Detailed coverage of invasive species threatening livelihoods and the environment worldwide

Abstract

Frequent human-poultry interactions and low prevalence of Salmonella in backyard chicken flocks in Massachusetts.

Abstract

The backyard chicken (BYC) movement in the USA has increased human contact with poultry and subsequently, human contact with the pathogen Salmonella. However, to date, there have been few studies assessing prevalence of Salmonella in backyard flocks, despite the known public health risk this zoonotic bacterium poses. The objective of this study was to characterize human-BYC interactions and assess the prevalence of Salmonella among BYC flocks. We interviewed 50 BYC owners using a structured questionnaire to determine flock and household characteristics that facilitate contact with BYC and that may be associated with Salmonella in the BYC environment. Composite faecal material, cloacal swabs and dust samples from 53 flocks housed on 50 residential properties in the Greater Boston, Massachusetts area were tested for Salmonella using standard culture techniques and confirmed using Matrix-Assisted Laser Desorption/Ionization-Time of Flight Mass Spectrometer. Microbroth dilution and whole genome sequencing were used to determine phenotypic and genotypic resistance profiles, respectively, and sequence results were used to determine multilocus sequencing type.

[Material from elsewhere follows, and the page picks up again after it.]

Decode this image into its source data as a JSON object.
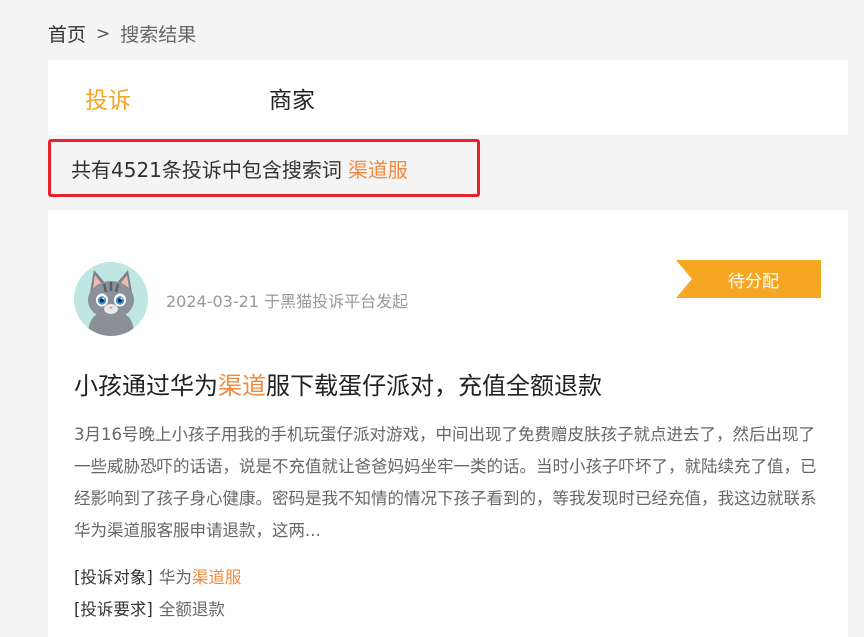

No owners self-reported a diagnosis of salmonellosis in the household. Over 75% of a subset of owners reported that they and their children consider BYC pets. This perception is evident in how owners reported interacting with their birds. Salmonella enterica subspecies enterica serotype Kentucky ST152 (serogroup C) - a strain not commonly associated with human infection-was confirmed in one flock, or 2% of tested flocks, and demonstrated resistance to tetracycline and streptomycin. We detected Salmonella at low prevalence in BYC. Further study of the health effects of exposure to zoonotic gastrointestinal pathogens such as Salmonella among families with BYC is warranted.